The Problem of Persistence
I've left this blog alone for far too long, so I come back with The Problem of Persistence, which is another elements in my series of problems relating to structuring data, which include The New, Bad Information Problem and The Scottish Problem.
The problem with persistence relates to creating objects that represent a particular set of ideas that have a persistence as that object over time. Good example: The Köchel or K Numbers assigned to Mozart's works. Mozart himself didn't number or catalog his own oeuvre, but a 19th century intellectual did. The works are numbered by appearance and the numbers have been used widely to refer to specific works. The numbers don't change, even if additional works are discovered between existing numbers, to avoid destroying decades of research and publishing. The numbers are persistent object identifiers to which many attributes are attached.
In Bookland, our happy 978 and 979 UPC code prefix world, there's no such animal. I am finding there is no such animal among many realms of information in which there are discrete entities that have members but not a persistent and consistent method of numbering them.
In developing a new DVD and video price comparison service that I hope to launch later this year or in early 2006, I worked with a programmer to develop persistence in the kind of unique work objects that I create for isbn.nu every time the database is regenerated.
The idea is simple, when we finally figured it out: You have to build a structure in which the information present in the structure is authoritative when a record exists. New information is always considered less authoritative for specific values in an object, and reconciliation can happen or a queue of details to reconcile can be built based on the manner in which a particular new detail is out of sync with existing records.
Practically speaking, this means you prime the pump of a database on, say, movies with a good authoritative and deep source and then choose specific values that are unique to become authoritative, such as a director's name (even the spelling) or a movie production's title, like "Star Wars: Episode I." When new information arrives, it's checked by SKU against existing information. If the authoritative details vary they are either ignored or stuck into a queue for review--it's possible that the SKU had the wrong title, for instance. In either case, non-authoritative details, such as the movie's length or the DVD region encoding, are updated to whatever the new information provides.

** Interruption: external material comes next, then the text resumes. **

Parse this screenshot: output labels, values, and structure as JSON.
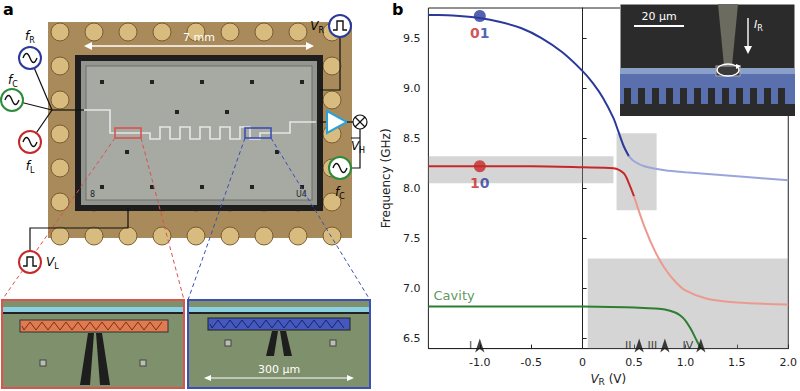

This isn't the full depth of hygiene and reconciliation I'd like, but it means that once an object is created and numbered for a unique movie production such as "Pride and Prejudice" as produced in 2005, that object can retain the same ID number or other code permanently. All other details will accrue to or revolve around that initial unique movie production information.
I'll write more about this as the system rolls out, as it will for both the new movie site and for my existing isbn.nu book site.
Remarkable coincidence: This David Weinberger piece about the issues of metadata and book identification and sub-book (chapters, etc.) identification appears today in the Boston Globe.